Faced with the growing diversity of threats, whose sophistication is amplified by the use of artificial intelligence (customized phishing, deepfakes, and the like), offensive security experts continue to evolve in order to accurately mirror attackers and stay a step ahead.
Where traditional audits reveal vulnerabilities and non-conformities within a defined perimeter, they do not truly represent the realism of a targeted cyberattack against a company in the abstract: this tightly scoped framework often prevents exploration of what the organization has not imagined.
Lifting the Blind Spots of Conventional Cybersecurity
Indeed, penetration tests, vulnerability scans, and other compliance audits are generally conducted on a narrow slice of the enterprise’s information system: a web application, the internal network of a subsidiary, a CI/CD pipeline, a specific unit… These “classic” audits enable security consultants to implement attack scenarios that are known, documented, and often exploitable with open-source tools. However, they do not capture the full set of factors that influence the actual security level of the organization.
For example, the combination of weaknesses at different levels—humans, processes, and technology—can cumulatively yield substantial impacts. And a spear-phishing campaign leveraging an internal event, paired with a voice deepfake, could bypass user vigilance and grant an attacker initial access to the internal network from a compromised workstation. Merely satisfying a checklist cannot, unfortunately, prevent such scenarios from occurring.
A real attacker aiming to harm a company through ransomware deployment or industrial espionage will not confine themselves to a single perimeter like an auditor; they will consider the organization’s assets in their entirety: external logical perimeter, employees, physical infrastructure, the internal network, and more.
Red Team audits are not a one-off technical test. They are adversary simulations conceived for duration and grounded in the target’s threat model. They begin from an offensive posture: threat intelligence, realistic scenarios, exploitation of the human, procedural, and technical chains. The methodology combines intelligence (both open source and targeted), realistic scenarios, controlled executions, and evaluation of noise, response, and internal coordination.
This type of exercise has two major objectives:
> Highlight a complete scenario illustrating the compromise of critical assets (the so‑called “crown jewels”);
> Test the detection and response capabilities of the defense team, the so‑called “Blue Team,” to assess how an organization reacts under real pressure, and to generate a resilience diagnosis: how long to detect? How long to block? Who decides? Which procedures limit the attacker’s options? What internal communications are triggered (or not)?
For leadership, these lessons are invaluable: they transform previously untested hypotheses into measurable data and actionable levers.

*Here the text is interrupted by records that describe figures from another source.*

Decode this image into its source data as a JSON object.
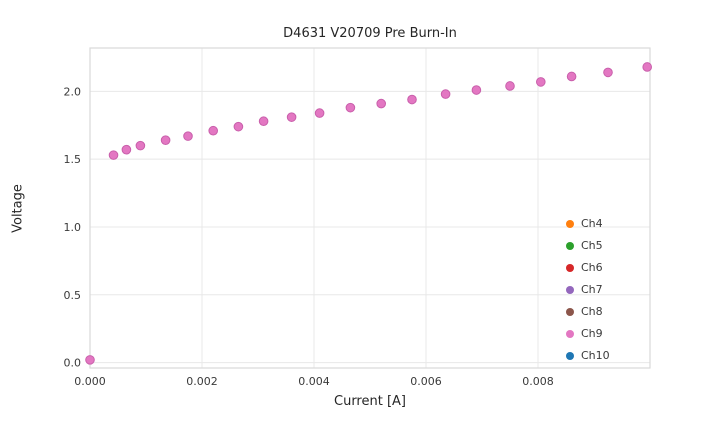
{
  "chart_data": {
    "type": "scatter",
    "title": "D4631 V20709 Pre Burn-In",
    "xlabel": "Current [A]",
    "ylabel": "Voltage",
    "xlim": [
      0,
      0.01
    ],
    "ylim": [
      -0.04,
      2.32
    ],
    "grid": true,
    "legend_position": "lower right",
    "x_ticks": [
      {
        "v": 0.0,
        "label": "0.000"
      },
      {
        "v": 0.002,
        "label": "0.002"
      },
      {
        "v": 0.004,
        "label": "0.004"
      },
      {
        "v": 0.006,
        "label": "0.006"
      },
      {
        "v": 0.008,
        "label": "0.008"
      }
    ],
    "y_ticks": [
      {
        "v": 0.0,
        "label": "0.0"
      },
      {
        "v": 0.5,
        "label": "0.5"
      },
      {
        "v": 1.0,
        "label": "1.0"
      },
      {
        "v": 1.5,
        "label": "1.5"
      },
      {
        "v": 2.0,
        "label": "2.0"
      }
    ],
    "marker_color": "#e377c2",
    "marker_edge_color": "#c95fab",
    "grid_color": "#e8e8e8",
    "border_color": "#d9d9d9",
    "series": [
      {
        "name": "Ch4",
        "color": "#ff7f0e"
      },
      {
        "name": "Ch5",
        "color": "#2ca02c"
      },
      {
        "name": "Ch6",
        "color": "#d62728"
      },
      {
        "name": "Ch7",
        "color": "#9467bd"
      },
      {
        "name": "Ch8",
        "color": "#8c564b"
      },
      {
        "name": "Ch9",
        "color": "#e377c2"
      },
      {
        "name": "Ch10",
        "color": "#1f77b4"
      }
    ],
    "points": [
      [
        0.0,
        0.02
      ],
      [
        0.00042,
        1.53
      ],
      [
        0.00065,
        1.57
      ],
      [
        0.0009,
        1.6
      ],
      [
        0.00135,
        1.64
      ],
      [
        0.00175,
        1.67
      ],
      [
        0.0022,
        1.71
      ],
      [
        0.00265,
        1.74
      ],
      [
        0.0031,
        1.78
      ],
      [
        0.0036,
        1.81
      ],
      [
        0.0041,
        1.84
      ],
      [
        0.00465,
        1.88
      ],
      [
        0.0052,
        1.91
      ],
      [
        0.00575,
        1.94
      ],
      [
        0.00635,
        1.98
      ],
      [
        0.0069,
        2.01
      ],
      [
        0.0075,
        2.04
      ],
      [
        0.00805,
        2.07
      ],
      [
        0.0086,
        2.11
      ],
      [
        0.00925,
        2.14
      ],
      [
        0.00995,
        2.18
      ]
    ]
  }
}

A Strategic Tool for Executive Leadership
The value of a Red Team audit is measured by its strategic usefulness: the report, the chain of compromise, and the timeline provide senior management with clear, prioritized, and risk-management-ready takeaways: highlighted scenarios, exploited vectors, simulated impacts, identified organizational weak points…
Transparency and internal communication are essential: informing the relevant stakeholders without fueling panic and preparing a pragmatic remediation plan. Ideally, Red Team audits are followed by Purple Team exercises, in which auditors and security teams collaborate in joint sessions to close gaps, improve detections, and refine intervention methodologies. This ongoing cycle (simulate, learn, correct, verify) elevates the organization’s resilience against real threats.
Beyond a technical audit, the Red Team exercise thus becomes a powerful strategic lever: it turns cybersecurity into a forward-looking instrument for the executive committee, strengthens coordination between teams, and shifts the focus toward business resilience rather than mere compliance.